The autoreload extension is already loaded. To reload it, use:
  %reload_ext autoreload


## acquire

In [10]:
df = pd.read_csv('zillow_data.csv')

In [12]:
df = df.drop(columns=['Unnamed: 0'])

### Goal: Improve our original estimate of the log error by using clustering methodologies.

## Acquisition, Prep, and Initial Exploration
Using the notebook and files you created during the exercises make any changes, additions, etc. you want at this point. NOTE: You will NOT be splitting into train and test at this point.

Ideas:

   1. Data types:

        - Write a function that takes in a dataframe and a list of column names and returns the dataframe with the datatypes of those columns changed to a non-numeric type.
        - Use this function to appropriately transform any numeric columns that should not be treated as numbers.

   2. Missing Values: Impute the values in land square feet.

        - For land square feet, the goal is to impute the missing values by creating a linear model where landtaxvaluedollarcnt is the x-variable and the output/y-variable is the estimated land square feet.
        - We'll then use this model to make predictions and fill in the missing values.
        - Write a function that accepts the zillow data frame and returns the data frame with the missing values filled in.

   3. Missing Values: Of the remaining missing values, can they be imputed or otherwise estimated?

        - Impute those that can be imputed with the method you feel best fits the attribute.
        - Decide whether to remove the rows or columns of any that cannot be reasonably imputed.
        - Document your reasons for the decisions on how to handle each of those.

   4. Outliers: Original from exercises. Adapt as you see fit.

        - Write a function that accepts a series (i.e. one column from a data frame) and summarizes how many outliers are in the series. This function should accept a second parameter that determines how outliers are detected, with the ability to detect outliers in 3 ways: IQR, standard deviations (z-score), percentiles)

   5. Use your function defined above to identify columns where you should handle the outliers.

   6. Write a function that accepts the zillow data frame and removes the outliers. You should make a decision and document how you will remove outliers.

   7. Is there erroneous data you have found that you need to remove or repair? If so, take action.

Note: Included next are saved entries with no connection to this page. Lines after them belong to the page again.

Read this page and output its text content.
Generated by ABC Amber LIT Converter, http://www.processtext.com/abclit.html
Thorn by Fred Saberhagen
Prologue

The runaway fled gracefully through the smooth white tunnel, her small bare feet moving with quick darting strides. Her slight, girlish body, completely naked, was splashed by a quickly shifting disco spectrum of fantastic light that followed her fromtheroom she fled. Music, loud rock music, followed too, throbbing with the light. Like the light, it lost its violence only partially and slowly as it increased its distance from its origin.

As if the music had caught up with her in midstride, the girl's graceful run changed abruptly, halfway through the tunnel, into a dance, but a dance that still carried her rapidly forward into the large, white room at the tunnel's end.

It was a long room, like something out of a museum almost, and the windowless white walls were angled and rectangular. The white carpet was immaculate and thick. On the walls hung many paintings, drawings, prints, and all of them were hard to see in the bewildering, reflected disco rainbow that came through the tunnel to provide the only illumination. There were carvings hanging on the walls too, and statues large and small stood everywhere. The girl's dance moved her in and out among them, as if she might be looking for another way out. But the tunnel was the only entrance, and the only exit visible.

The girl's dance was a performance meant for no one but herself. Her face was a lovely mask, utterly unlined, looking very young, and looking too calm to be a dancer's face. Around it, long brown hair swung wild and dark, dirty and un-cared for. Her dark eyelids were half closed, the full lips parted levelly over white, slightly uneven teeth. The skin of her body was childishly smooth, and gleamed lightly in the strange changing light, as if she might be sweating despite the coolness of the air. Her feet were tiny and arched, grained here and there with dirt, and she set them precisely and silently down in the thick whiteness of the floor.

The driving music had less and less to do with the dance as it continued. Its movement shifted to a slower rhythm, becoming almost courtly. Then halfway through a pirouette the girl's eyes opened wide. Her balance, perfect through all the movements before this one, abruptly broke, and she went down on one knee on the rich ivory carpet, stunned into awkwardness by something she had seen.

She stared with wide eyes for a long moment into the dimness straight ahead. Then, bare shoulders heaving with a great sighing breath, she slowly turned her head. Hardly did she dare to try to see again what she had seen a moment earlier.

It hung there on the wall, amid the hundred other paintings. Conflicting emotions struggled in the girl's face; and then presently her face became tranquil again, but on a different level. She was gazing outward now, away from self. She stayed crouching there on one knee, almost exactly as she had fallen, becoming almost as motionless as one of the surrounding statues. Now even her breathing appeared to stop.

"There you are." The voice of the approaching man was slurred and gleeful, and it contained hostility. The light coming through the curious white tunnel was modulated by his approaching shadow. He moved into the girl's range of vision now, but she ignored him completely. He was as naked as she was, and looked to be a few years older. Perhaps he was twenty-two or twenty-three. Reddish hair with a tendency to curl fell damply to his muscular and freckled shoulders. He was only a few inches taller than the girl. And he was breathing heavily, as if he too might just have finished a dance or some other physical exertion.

   8. Are there outliers you want to "squeeze in" to a max value? (e.g. all bathrooms > 6 => bathrooms = 6). If so, make those changes.

# Exploration with Clustering
## Cluster the Target Variable
    Why? By reducing the noise of the continuous variable, we can possibly see trends easier by turning this continuous variable into clusters and then comparing those clusters with respect to other variables through visualizations or tests.

    Perform clustering with logerror as the only feature used in the clustering algorithm. Decide on a number of clusters to use, and store the cluster predictions back onto your data frame as cluster_target. Look at the centroids that were produced in this process. What do they tell you?

    Use the produced clusters to help you explore through visualization how logerror relates to other variables. (A common way to do this is to use color to indicate the cluster id, and the other variables can be your x-axis and y-axis. (hint: look at your swarmplot function)).

## Cluster Independent Variables
   You should also perform some clustering based on a number of independent variables. Create and evaluate several clustering models based on subsets of the independent variables. Here are some ideas:

   - Location, that is, latitude and longitude
   - Size (finished square feet)
   - Location and size
   - Be sure to use these new clusters in exploring your data, and interpret what these clusters tell you.

## Test the Significance of Clusters
    Use statistical testing methods to determine whether the clusters you have created are significant in terms of their relationship to logerror.

# Modeling
## Feature Engineering
   1. Remove variables that are not needed, wanted, useful, or are redundant.
   2. Add any features you think may be useful.
   3. Split your data into training and test sets.
   4. Create subsets of data if you would like to create multiple models and then merge (such as, a different model for each cluster or for each county).

# Model Selection
   1. Train at least 3 different models (a model is different if there are changes in one or more of the following: features, hyper-parameters, algorithm). Create object, fit, predict & evaluate. Use mean absolute error or mean squared error to evaluate. Also, try regression algorithms you have not used before.
   2. Evaluate your best model on your test data set to get an idea of your model's out of sample error.